Amazon Blocks Google's Tracking Efforts
According to a post on Slashdot, Amazon is now blocking the controversial cookieless tracking and targeting method by Google. Amazon's properties include Amazon.com, Zappos.com, and WholeFoods.com are all preventing Google's cunning tracking system FLoC.
For those that aren't aware what an FLoC is, FLoC stands for Federated Learning of Cohorts. Amazon is now stopping Google's FLoC from gathering really valuable data reflecting the products that users are searching in Amazon's wide e-commerce universe.
Amazon Code Spotted
The website code was analyzed by Digiday as well as three tech experts that all helped Digiday review the code and uncover what happened. As Google's very own system gathers data from people's web travels in order to inform how it categorizes them, Amazon's own under-the-radar move could be more than just a significant blow to Google's mission to help guide the future of digital ad tracking after the cookies eventually die.
This move could give Amazon a full leg up in its own efforts to sell advertising across the remains of the open web. Although Amazon was able to block Google's data gathering, this still does not attest to what the company's intentions are as well. Since Amazon also sells products, user information is also very important.
User Tracking for Ads
For those that aren't too keen on what tracking feels like, try searching for a product. Once a user searches for any product, especially on chrome, they will then be met with a number of recommendations to other similar products.
In fact, most of the ads that they will be getting from then on would be related to that specific product that they searched. Although not always accurate, there is still an uncanny connection to the ads being shown and what the user is searching for.
Why Encryption is Important
While this might be okay when you are intentionally searching for a product, some unencrypted methods of communication leak the intents of the users' conversation as well. This is where the problem starts. Once private conversations no longer become private as they start to become used by ads to target users, the conversation is now compromised.

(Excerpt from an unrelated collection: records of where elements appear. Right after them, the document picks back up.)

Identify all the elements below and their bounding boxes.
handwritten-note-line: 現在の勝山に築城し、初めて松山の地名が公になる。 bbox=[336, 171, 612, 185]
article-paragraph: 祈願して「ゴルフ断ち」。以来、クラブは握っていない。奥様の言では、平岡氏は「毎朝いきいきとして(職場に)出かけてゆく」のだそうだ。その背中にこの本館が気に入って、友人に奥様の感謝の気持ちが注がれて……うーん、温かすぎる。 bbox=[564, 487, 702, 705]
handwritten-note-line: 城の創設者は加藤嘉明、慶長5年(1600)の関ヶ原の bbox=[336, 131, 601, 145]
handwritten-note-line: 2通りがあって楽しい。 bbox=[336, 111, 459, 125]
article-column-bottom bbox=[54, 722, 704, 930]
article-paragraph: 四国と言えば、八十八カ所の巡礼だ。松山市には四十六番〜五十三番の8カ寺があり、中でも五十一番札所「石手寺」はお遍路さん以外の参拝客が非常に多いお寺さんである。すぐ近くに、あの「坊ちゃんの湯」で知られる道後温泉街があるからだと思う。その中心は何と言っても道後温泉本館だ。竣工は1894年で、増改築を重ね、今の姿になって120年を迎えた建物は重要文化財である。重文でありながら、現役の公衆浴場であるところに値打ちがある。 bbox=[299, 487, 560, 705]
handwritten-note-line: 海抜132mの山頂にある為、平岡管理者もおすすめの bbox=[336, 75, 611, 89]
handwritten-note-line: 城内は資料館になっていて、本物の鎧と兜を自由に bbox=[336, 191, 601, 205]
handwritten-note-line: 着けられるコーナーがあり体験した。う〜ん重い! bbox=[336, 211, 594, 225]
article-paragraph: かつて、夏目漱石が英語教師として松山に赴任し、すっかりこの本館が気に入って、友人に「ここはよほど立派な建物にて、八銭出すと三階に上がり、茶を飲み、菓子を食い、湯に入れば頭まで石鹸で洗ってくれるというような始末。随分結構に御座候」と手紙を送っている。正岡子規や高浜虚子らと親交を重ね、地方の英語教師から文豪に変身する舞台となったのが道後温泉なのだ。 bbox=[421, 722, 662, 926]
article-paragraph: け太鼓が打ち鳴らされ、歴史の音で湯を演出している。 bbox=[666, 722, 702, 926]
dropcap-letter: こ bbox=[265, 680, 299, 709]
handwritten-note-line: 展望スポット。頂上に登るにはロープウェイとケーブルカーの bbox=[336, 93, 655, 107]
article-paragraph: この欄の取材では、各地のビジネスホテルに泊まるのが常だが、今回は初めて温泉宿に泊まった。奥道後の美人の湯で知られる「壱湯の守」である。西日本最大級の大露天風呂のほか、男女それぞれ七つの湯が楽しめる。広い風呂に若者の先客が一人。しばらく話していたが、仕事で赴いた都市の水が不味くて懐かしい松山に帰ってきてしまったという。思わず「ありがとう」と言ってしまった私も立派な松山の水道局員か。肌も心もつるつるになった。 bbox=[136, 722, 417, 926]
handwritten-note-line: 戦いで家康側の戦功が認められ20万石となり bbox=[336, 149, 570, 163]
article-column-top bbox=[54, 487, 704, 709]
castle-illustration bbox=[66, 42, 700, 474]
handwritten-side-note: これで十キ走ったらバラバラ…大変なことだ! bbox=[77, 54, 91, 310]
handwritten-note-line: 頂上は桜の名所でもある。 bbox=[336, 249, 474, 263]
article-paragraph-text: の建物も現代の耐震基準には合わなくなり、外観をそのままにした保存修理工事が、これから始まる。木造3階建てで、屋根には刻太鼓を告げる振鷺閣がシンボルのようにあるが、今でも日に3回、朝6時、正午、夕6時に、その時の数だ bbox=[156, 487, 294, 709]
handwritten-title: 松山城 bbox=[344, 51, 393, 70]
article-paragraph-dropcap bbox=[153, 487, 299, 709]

This is why the trend in communication right now revolves around more than just convenience but about encryption. Encryption makes sure that the only users that have access to a file, message, or conversation is the recipient and the sender.
Encryption doesn't have to be limited to just two parties as there are already messaging services that offer group messages all protected by encryption. For those concerned about their privacy online, maybe it's time to start using encrypted methods of communication more often.